Stem Cell Meat Burgers Could Be Grown In Bioreactors


Breakthroughs in cultured meat production might enable greener food production without sacrificing burgers and steaks.

As a vegetarian, I’ll occasionally hear jokes about how it’s still totally okay for me to eat McDonald’s burgers. “Why not?” they ask. “It’s not like there’s actual meat in them anyway!” While that’s a slight exaggeration, in a couple of decades it may not be far-fetched. Cultured meat, food literally grown from stem cells instead of traditional farming techniques, is something scientists have been striving for since the 1930s; Winston Churchill even considered it to be an inevitable development. And before everyone starts crying “Soylent Green”, science is already making cultured meat today, it’s just not financially feasible to produce on a large scale. According to biologists Cor van der Weele and Johannes Tramper however, the system might work on a smaller-scale, specifically with individual bioreactors growing “meat” for 2500 people every year.

The current technique of growing meat from stem cells was introduced by Mark Post in 2013, although it wasn’t exactly efficient; a single patty grown this way would cost about $385,000. Van der Wheele and Tramper’s model uses bioreactors to facilitate exponential cell growth, at which point meat could be harvested, pressed, and divided into consumer-sized portions. Assuming that losses are kept to a minimum, each bioreactor would produce 25,600 kilograms of cultured meat per year, roughly equaling 10 kilograms per person for a village of 2,560. Presumably larger populations could then be served by additional bioreactors, which would have the additional benefit of creating local jobs.

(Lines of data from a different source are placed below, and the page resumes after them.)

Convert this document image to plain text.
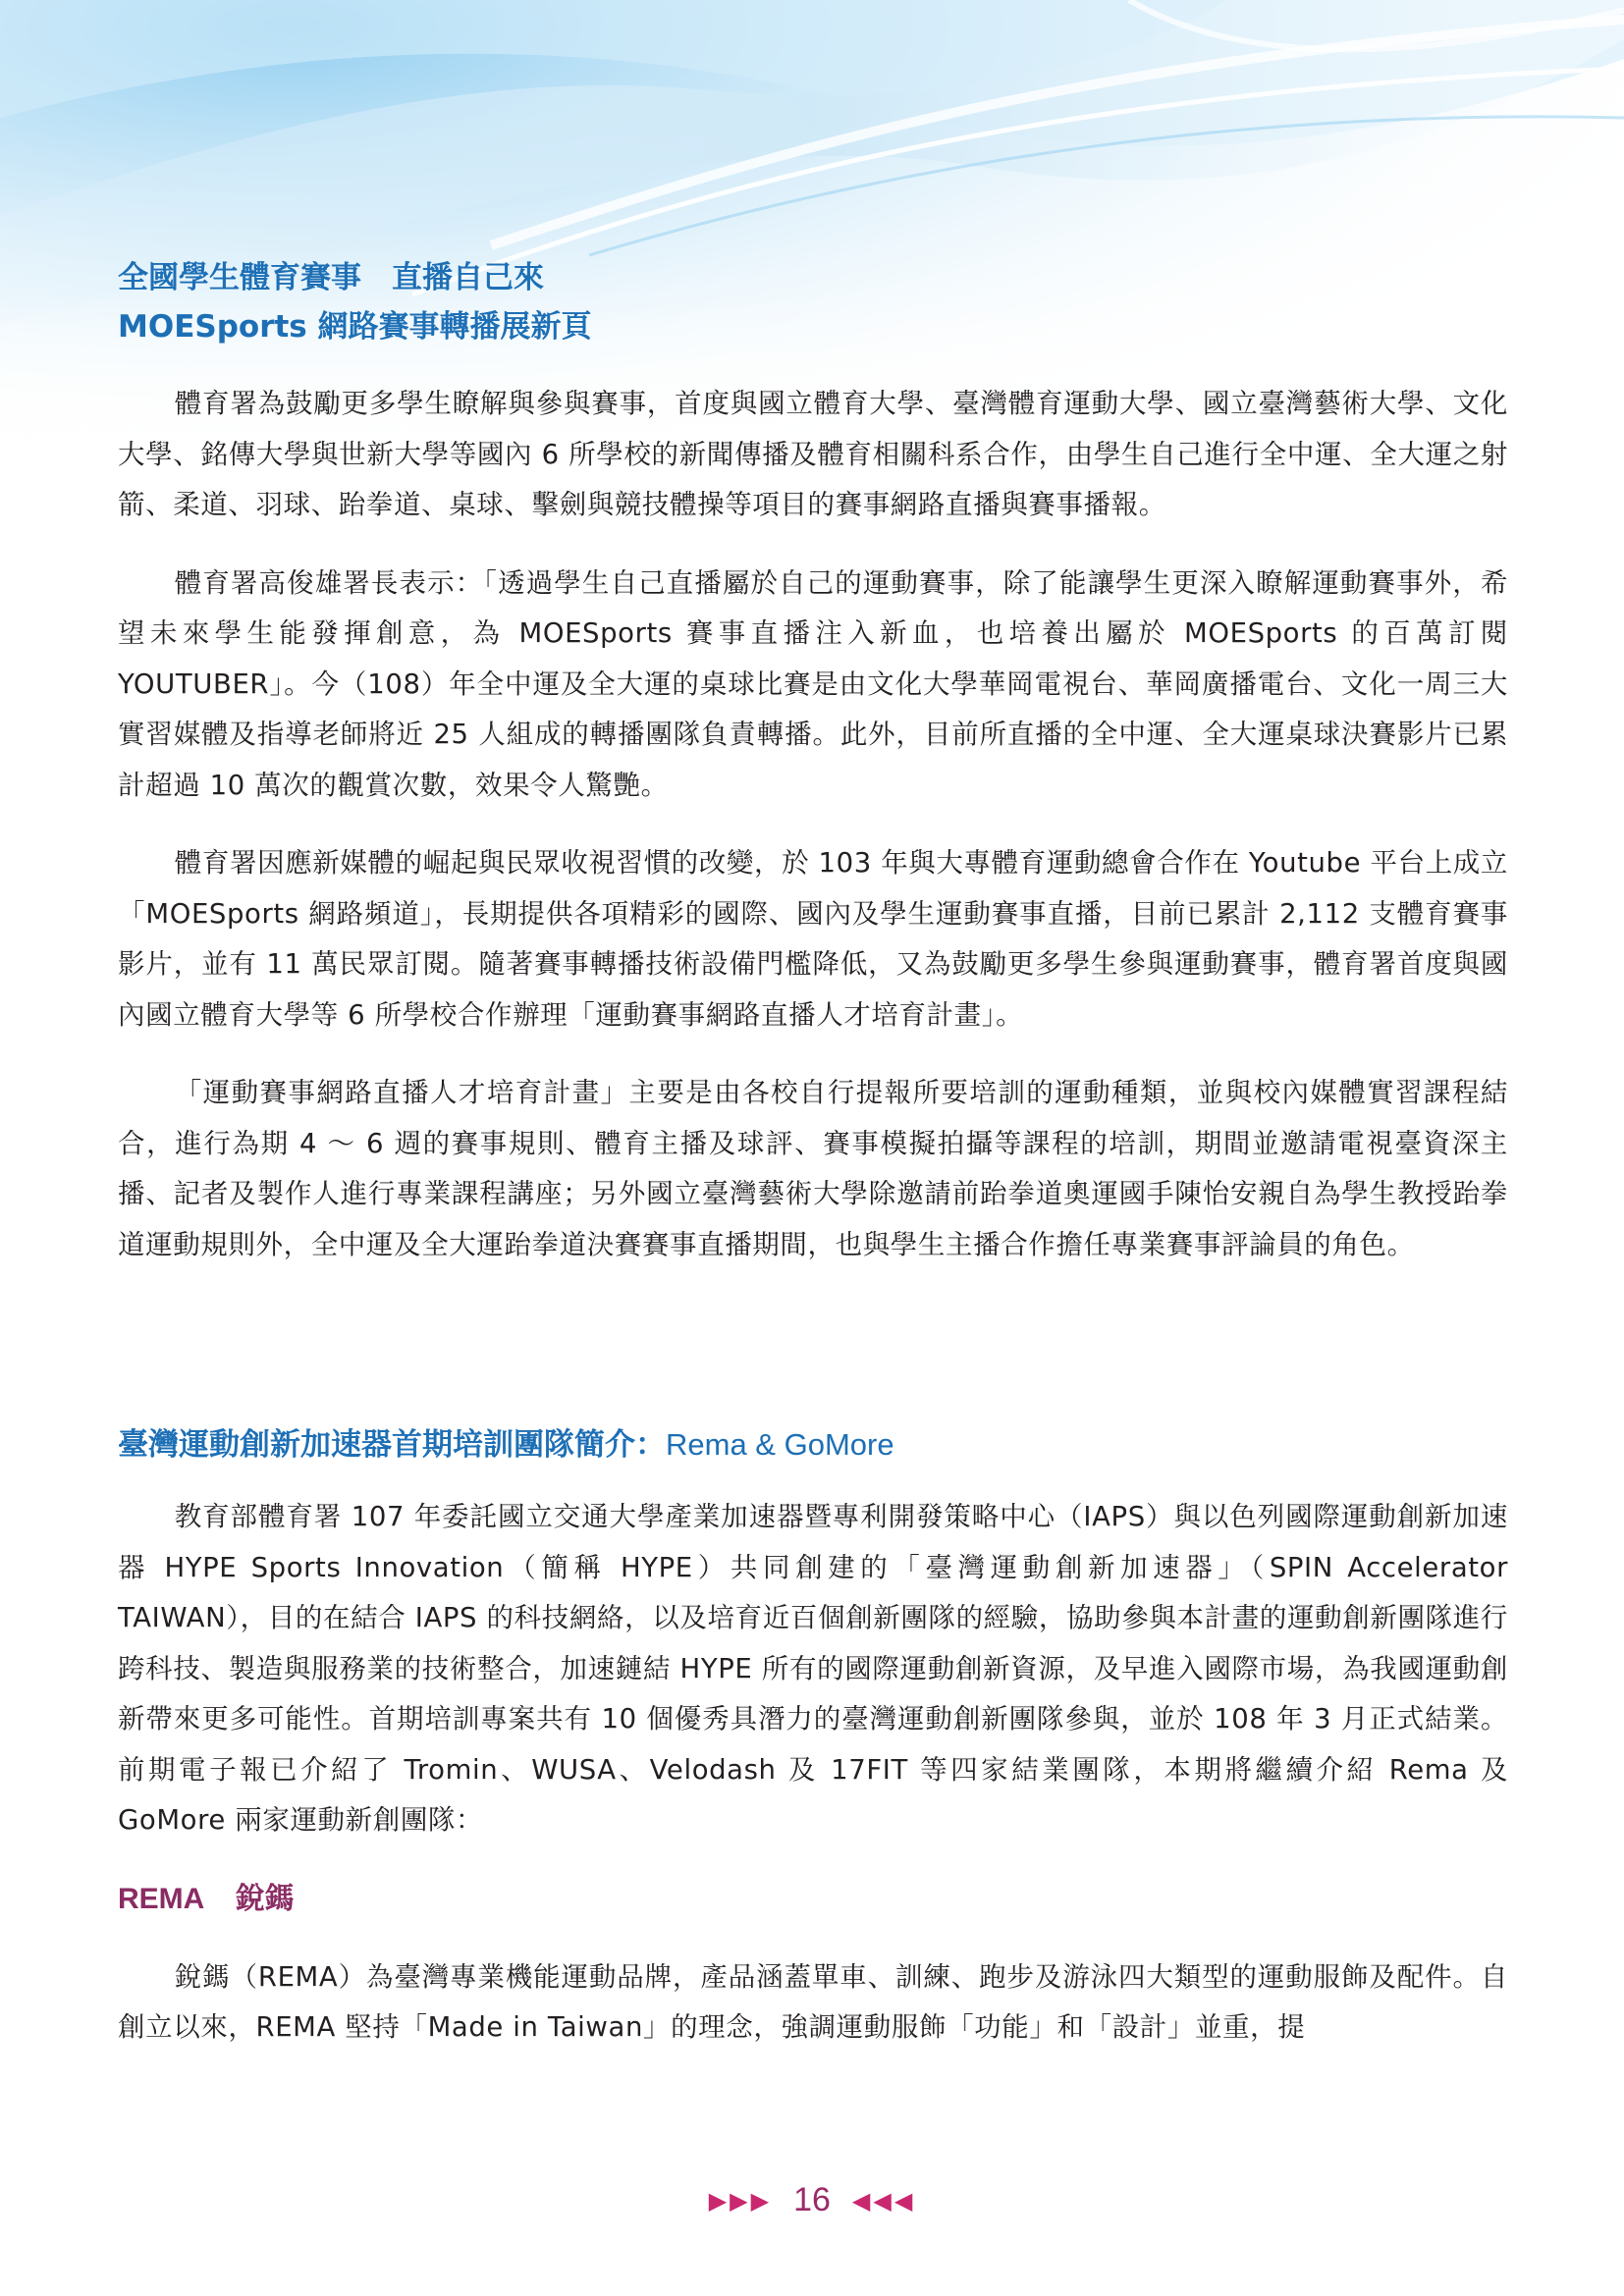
全國學生體育賽事　直播自己來
MOESports 網路賽事轉播展新頁

體育署為鼓勵更多學生瞭解與參與賽事，首度與國立體育大學、臺灣體育運動大學、國立臺灣藝術大學、文化大學、銘傳大學與世新大學等國內 6 所學校的新聞傳播及體育相關科系合作，由學生自己進行全中運、全大運之射箭、柔道、羽球、跆拳道、桌球、擊劍與競技體操等項目的賽事網路直播與賽事播報。

體育署高俊雄署長表示：「透過學生自己直播屬於自己的運動賽事，除了能讓學生更深入瞭解運動賽事外，希望未來學生能發揮創意，為 MOESports 賽事直播注入新血，也培養出屬於 MOESports 的百萬訂閱 YOUTUBER」。今（108）年全中運及全大運的桌球比賽是由文化大學華岡電視台、華岡廣播電台、文化一周三大實習媒體及指導老師將近 25 人組成的轉播團隊負責轉播。此外，目前所直播的全中運、全大運桌球決賽影片已累計超過 10 萬次的觀賞次數，效果令人驚艷。

體育署因應新媒體的崛起與民眾收視習慣的改變，於 103 年與大專體育運動總會合作在 Youtube 平台上成立「MOESports 網路頻道」，長期提供各項精彩的國際、國內及學生運動賽事直播，目前已累計 2,112 支體育賽事影片，並有 11 萬民眾訂閱。隨著賽事轉播技術設備門檻降低，又為鼓勵更多學生參與運動賽事，體育署首度與國內國立體育大學等 6 所學校合作辦理「運動賽事網路直播人才培育計畫」。

「運動賽事網路直播人才培育計畫」主要是由各校自行提報所要培訓的運動種類，並與校內媒體實習課程結合，進行為期 4 ～ 6 週的賽事規則、體育主播及球評、賽事模擬拍攝等課程的培訓，期間並邀請電視臺資深主播、記者及製作人進行專業課程講座；另外國立臺灣藝術大學除邀請前跆拳道奧運國手陳怡安親自為學生教授跆拳道運動規則外，全中運及全大運跆拳道決賽賽事直播期間，也與學生主播合作擔任專業賽事評論員的角色。

臺灣運動創新加速器首期培訓團隊簡介：Rema & GoMore

教育部體育署 107 年委託國立交通大學產業加速器暨專利開發策略中心（IAPS）與以色列國際運動創新加速器 HYPE Sports Innovation（簡稱 HYPE）共同創建的「臺灣運動創新加速器」（SPIN Accelerator TAIWAN），目的在結合 IAPS 的科技網絡，以及培育近百個創新團隊的經驗，協助參與本計畫的運動創新團隊進行跨科技、製造與服務業的技術整合，加速鏈結 HYPE 所有的國際運動創新資源，及早進入國際市場，為我國運動創新帶來更多可能性。首期培訓專案共有 10 個優秀具潛力的臺灣運動創新團隊參與，並於 108 年 3 月正式結業。前期電子報已介紹了 Tromin、WUSA、Velodash 及 17FIT 等四家結業團隊，本期將繼續介紹 Rema 及 GoMore 兩家運動新創團隊：

REMA 銳鎷

銳鎷（REMA）為臺灣專業機能運動品牌，產品涵蓋單車、訓練、跑步及游泳四大類型的運動服飾及配件。自創立以來，REMA 堅持「Made in Taiwan」的理念，強調運動服飾「功能」和「設計」並重，提

▶▶▶ 16 ◀◀◀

Under this model, large-scale factory farms could be replaced with smaller urban farms, where companion animals are raised for donating muscle stem cells instead of slaughter. Unfortunately, cost effectiveness is still a problem. Pricing cultured meat as though it were regular meat would only earn $175,360 per bioreactor. Now consider that each reactor requires at least three technicians for the year, not to mention any operational costs that may build up. Unless the price of meat goes up we probably won’t see cultured meat produced quite this way, but it is a model that could be improved upon in future generations.

What do you think? Is cultured meat something that will never take hold? Or will I be meeting friends for McDonald’s burgers in the near future?